Today was Ethics Day in the office, and it was Holly's time to shine. Oh, how I adore this Amy Ryan person! Even though her character no longer thinks Kevin is retarded (greatest B story in sitcom history?), she can totally keep up, and tonight's conference room follies proved it. Michael helped her with her presentation (despite the fact that they're not dating, which was very big of him), and his biggest contribution was clearly the opening "Let's Get Physical/Ethical" dance number, complete with choreography and aerobics class headbands. (I knew what was coming, lyrics-wise, from the moment the boombox turned on, but I enjoyed the heck out of it anyway.) Holly struggled to deal with the inevitable chaos resulting from putting all the Office crazy in a tiny room together: Ryan admitted he has regrets about his double-billing scandal (except for the part where he got to bag some chick who looked just like a Survivor cast member). Stanley frowned over his word searches, especially when Holly asked for examples of over-the-line time wasting: "This meeting," he grumbled. ("Can't set 'em up like that," Michael helpfully advised her.) Michael topped them all by admitting that when he discovered YouTube, he didn't work for five days and instead just watched Cookie Monster sing "Chocolate Rain" over and over again. (I wonder if that experience was "cathark-tic," too.) Somewhere in here, Amy Ryan got to try out her first Jim Halpert-esque take of exhausted desperation to the camera, and I'd say she nailed it.

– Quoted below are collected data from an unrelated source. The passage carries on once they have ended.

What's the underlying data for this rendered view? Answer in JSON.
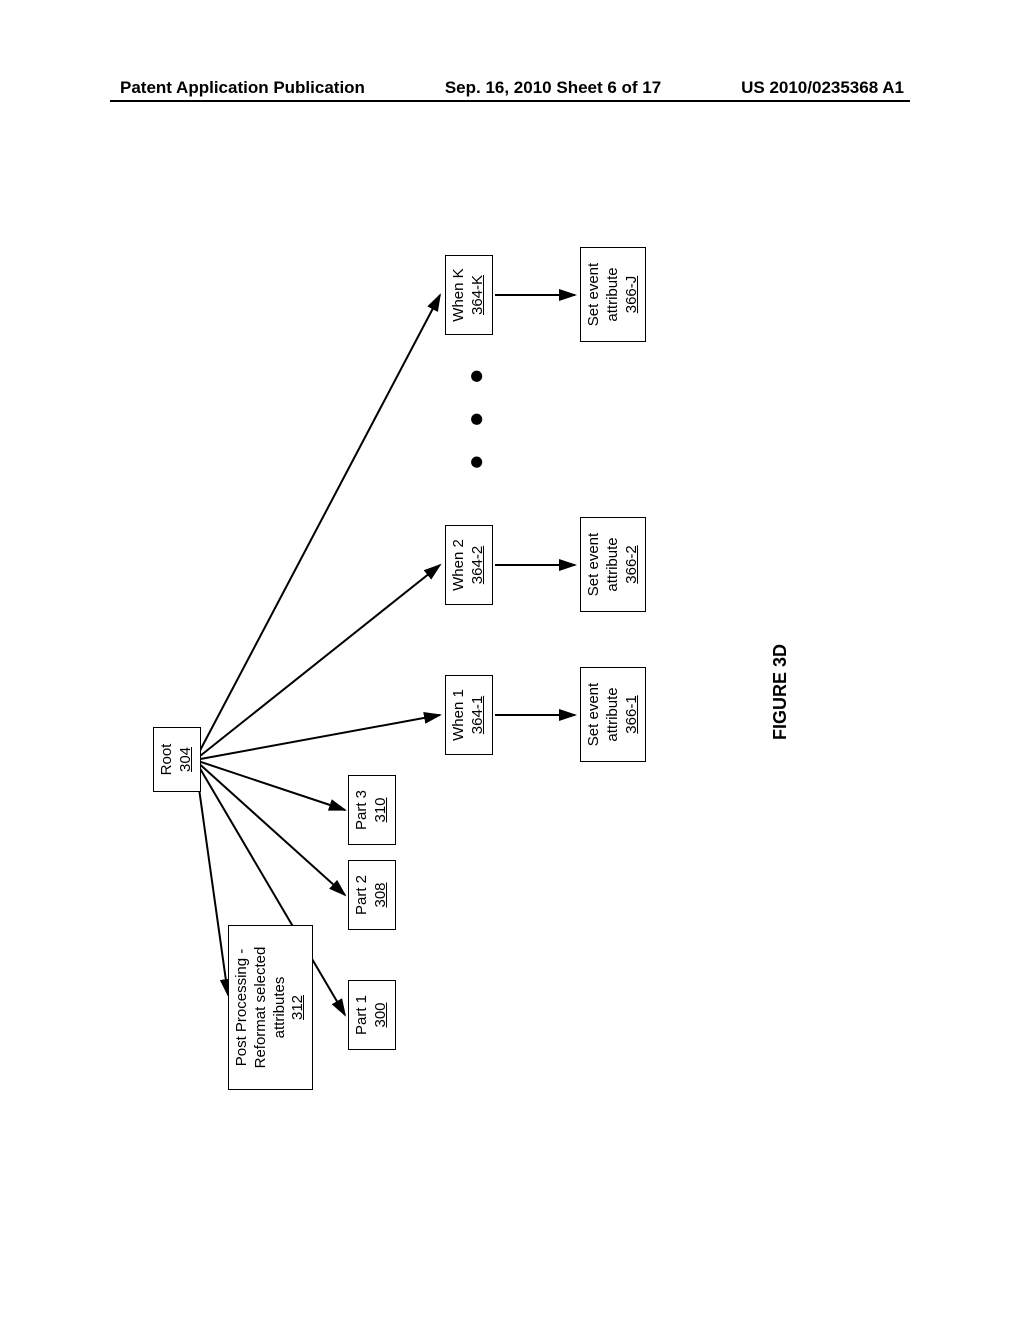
{
  "header": {
    "left": "Patent Application Publication",
    "center": "Sep. 16, 2010  Sheet 6 of 17",
    "right": "US 2010/0235368 A1"
  },
  "figure_caption": "FIGURE 3D",
  "diagram": {
    "root": {
      "label": "Root",
      "ref": "304"
    },
    "post_processing": {
      "line1": "Post Processing -",
      "line2": "Reformat selected",
      "line3": "attributes",
      "ref": "312"
    },
    "parts": [
      {
        "label": "Part 1",
        "ref": "300"
      },
      {
        "label": "Part 2",
        "ref": "308"
      },
      {
        "label": "Part 3",
        "ref": "310"
      }
    ],
    "when": [
      {
        "label": "When 1",
        "ref": "364-1"
      },
      {
        "label": "When 2",
        "ref": "364-2"
      },
      {
        "label": "When K",
        "ref": "364-K"
      }
    ],
    "set_event": [
      {
        "line1": "Set event",
        "line2": "attribute",
        "ref": "366-1"
      },
      {
        "line1": "Set event",
        "line2": "attribute",
        "ref": "366-2"
      },
      {
        "line1": "Set event",
        "line2": "attribute",
        "ref": "366-J"
      }
    ],
    "dots": "● ● ●"
  }
}
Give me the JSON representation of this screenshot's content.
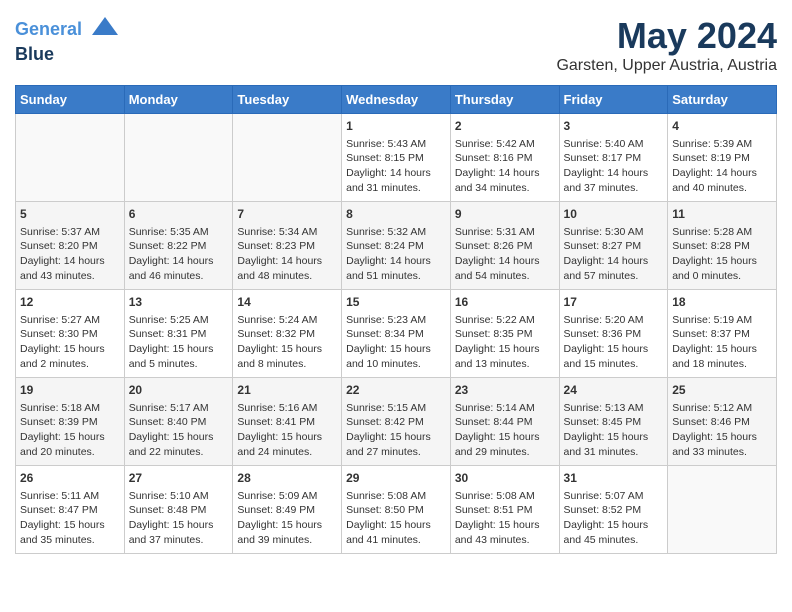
{
  "header": {
    "logo_line1": "General",
    "logo_line2": "Blue",
    "month_title": "May 2024",
    "subtitle": "Garsten, Upper Austria, Austria"
  },
  "weekdays": [
    "Sunday",
    "Monday",
    "Tuesday",
    "Wednesday",
    "Thursday",
    "Friday",
    "Saturday"
  ],
  "weeks": [
    [
      {
        "day": "",
        "content": ""
      },
      {
        "day": "",
        "content": ""
      },
      {
        "day": "",
        "content": ""
      },
      {
        "day": "1",
        "content": "Sunrise: 5:43 AM\nSunset: 8:15 PM\nDaylight: 14 hours\nand 31 minutes."
      },
      {
        "day": "2",
        "content": "Sunrise: 5:42 AM\nSunset: 8:16 PM\nDaylight: 14 hours\nand 34 minutes."
      },
      {
        "day": "3",
        "content": "Sunrise: 5:40 AM\nSunset: 8:17 PM\nDaylight: 14 hours\nand 37 minutes."
      },
      {
        "day": "4",
        "content": "Sunrise: 5:39 AM\nSunset: 8:19 PM\nDaylight: 14 hours\nand 40 minutes."
      }
    ],
    [
      {
        "day": "5",
        "content": "Sunrise: 5:37 AM\nSunset: 8:20 PM\nDaylight: 14 hours\nand 43 minutes."
      },
      {
        "day": "6",
        "content": "Sunrise: 5:35 AM\nSunset: 8:22 PM\nDaylight: 14 hours\nand 46 minutes."
      },
      {
        "day": "7",
        "content": "Sunrise: 5:34 AM\nSunset: 8:23 PM\nDaylight: 14 hours\nand 48 minutes."
      },
      {
        "day": "8",
        "content": "Sunrise: 5:32 AM\nSunset: 8:24 PM\nDaylight: 14 hours\nand 51 minutes."
      },
      {
        "day": "9",
        "content": "Sunrise: 5:31 AM\nSunset: 8:26 PM\nDaylight: 14 hours\nand 54 minutes."
      },
      {
        "day": "10",
        "content": "Sunrise: 5:30 AM\nSunset: 8:27 PM\nDaylight: 14 hours\nand 57 minutes."
      },
      {
        "day": "11",
        "content": "Sunrise: 5:28 AM\nSunset: 8:28 PM\nDaylight: 15 hours\nand 0 minutes."
      }
    ],
    [
      {
        "day": "12",
        "content": "Sunrise: 5:27 AM\nSunset: 8:30 PM\nDaylight: 15 hours\nand 2 minutes."
      },
      {
        "day": "13",
        "content": "Sunrise: 5:25 AM\nSunset: 8:31 PM\nDaylight: 15 hours\nand 5 minutes."
      },
      {
        "day": "14",
        "content": "Sunrise: 5:24 AM\nSunset: 8:32 PM\nDaylight: 15 hours\nand 8 minutes."
      },
      {
        "day": "15",
        "content": "Sunrise: 5:23 AM\nSunset: 8:34 PM\nDaylight: 15 hours\nand 10 minutes."
      },
      {
        "day": "16",
        "content": "Sunrise: 5:22 AM\nSunset: 8:35 PM\nDaylight: 15 hours\nand 13 minutes."
      },
      {
        "day": "17",
        "content": "Sunrise: 5:20 AM\nSunset: 8:36 PM\nDaylight: 15 hours\nand 15 minutes."
      },
      {
        "day": "18",
        "content": "Sunrise: 5:19 AM\nSunset: 8:37 PM\nDaylight: 15 hours\nand 18 minutes."
      }
    ],
    [
      {
        "day": "19",
        "content": "Sunrise: 5:18 AM\nSunset: 8:39 PM\nDaylight: 15 hours\nand 20 minutes."
      },
      {
        "day": "20",
        "content": "Sunrise: 5:17 AM\nSunset: 8:40 PM\nDaylight: 15 hours\nand 22 minutes."
      },
      {
        "day": "21",
        "content": "Sunrise: 5:16 AM\nSunset: 8:41 PM\nDaylight: 15 hours\nand 24 minutes."
      },
      {
        "day": "22",
        "content": "Sunrise: 5:15 AM\nSunset: 8:42 PM\nDaylight: 15 hours\nand 27 minutes."
      },
      {
        "day": "23",
        "content": "Sunrise: 5:14 AM\nSunset: 8:44 PM\nDaylight: 15 hours\nand 29 minutes."
      },
      {
        "day": "24",
        "content": "Sunrise: 5:13 AM\nSunset: 8:45 PM\nDaylight: 15 hours\nand 31 minutes."
      },
      {
        "day": "25",
        "content": "Sunrise: 5:12 AM\nSunset: 8:46 PM\nDaylight: 15 hours\nand 33 minutes."
      }
    ],
    [
      {
        "day": "26",
        "content": "Sunrise: 5:11 AM\nSunset: 8:47 PM\nDaylight: 15 hours\nand 35 minutes."
      },
      {
        "day": "27",
        "content": "Sunrise: 5:10 AM\nSunset: 8:48 PM\nDaylight: 15 hours\nand 37 minutes."
      },
      {
        "day": "28",
        "content": "Sunrise: 5:09 AM\nSunset: 8:49 PM\nDaylight: 15 hours\nand 39 minutes."
      },
      {
        "day": "29",
        "content": "Sunrise: 5:08 AM\nSunset: 8:50 PM\nDaylight: 15 hours\nand 41 minutes."
      },
      {
        "day": "30",
        "content": "Sunrise: 5:08 AM\nSunset: 8:51 PM\nDaylight: 15 hours\nand 43 minutes."
      },
      {
        "day": "31",
        "content": "Sunrise: 5:07 AM\nSunset: 8:52 PM\nDaylight: 15 hours\nand 45 minutes."
      },
      {
        "day": "",
        "content": ""
      }
    ]
  ]
}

But then came the doozy: After Michael offered everyone "immunity" for confessing their biggest ethical dilemmas, Meredith (who I feel has been woefully underutilized of late) stood up and said that she's been sleeping with Bruce Myers, the Scranton rep for Hammermill, in exchange for discounts on supplies, and also Outback Steakhouse gift certificates. She classified the relationship as, basically, "an exchange of steak." (Though apparently not much steak she also later noted that poor Bruce doesn't have much "fruit" in his "Looms.") Holly was appalled, but Michael tried to downplay the whole thing, a dynamic that continued even after they pulled Meredith in for a meeting. "Am I in trouble here or somethin'?" she asked, clearly unaware that a normal person (i.e., Holly) would find her actions at best a bit self-destructive and at worst grounds for dismissal. "I'm not quitting," Meredith grunted at the latter suggestion. And so all Holly could do was fume a bit, and write up her report for corporate.
The thing about the way they're writing this Holly character is that, as with every other marginally sane person in The Office, they have to grasp at straws for a reason to keep her around. Because if we're to believe that she is as normal/smart as she initially appeared, she'd be out the door faster than you can say "Mike-raculous." (If that is in fact what she said; I rewound four times, and that's the best I could come up with.) But see, she's got a crush on Michael, and that's the ticket (not a Counting Crows ticket, but still a ticket) to her staying at Dunder Mifflin. I worry that they're going to have a hard time maintaining the balance here how many times can he throw away her lunch (and half the items on her desk) and drag her to a pirate-themed "business-romantic" seafood restaurant to discuss spiky chastity belts, then redeem his borderline-psychotic actions by getting her to join him in a Terminator impression before she just gets sick of it all? For the time being, she seems more confused by her own feelings than anything else, a little dazed and glossy behind the eyes, like there's a really bright, ambitious gal trying to claw out from inside that vest and do something real with her life, but that bright gal has been temporarily anesthetized by some weird physiological response to Michael's endorphins. And so when they have a fight about office vs. home she dared voice the opinion that the Scranton branch is not in fact a family, when coworkers-as-family is basically the defining tenet of Michael's entire sad existence she finds herself conflicted. She knows she's right, from a practical point of view, but then Michael stops speaking to her and starts bogarting the copier, and it breaks her little former hall-monitor heart.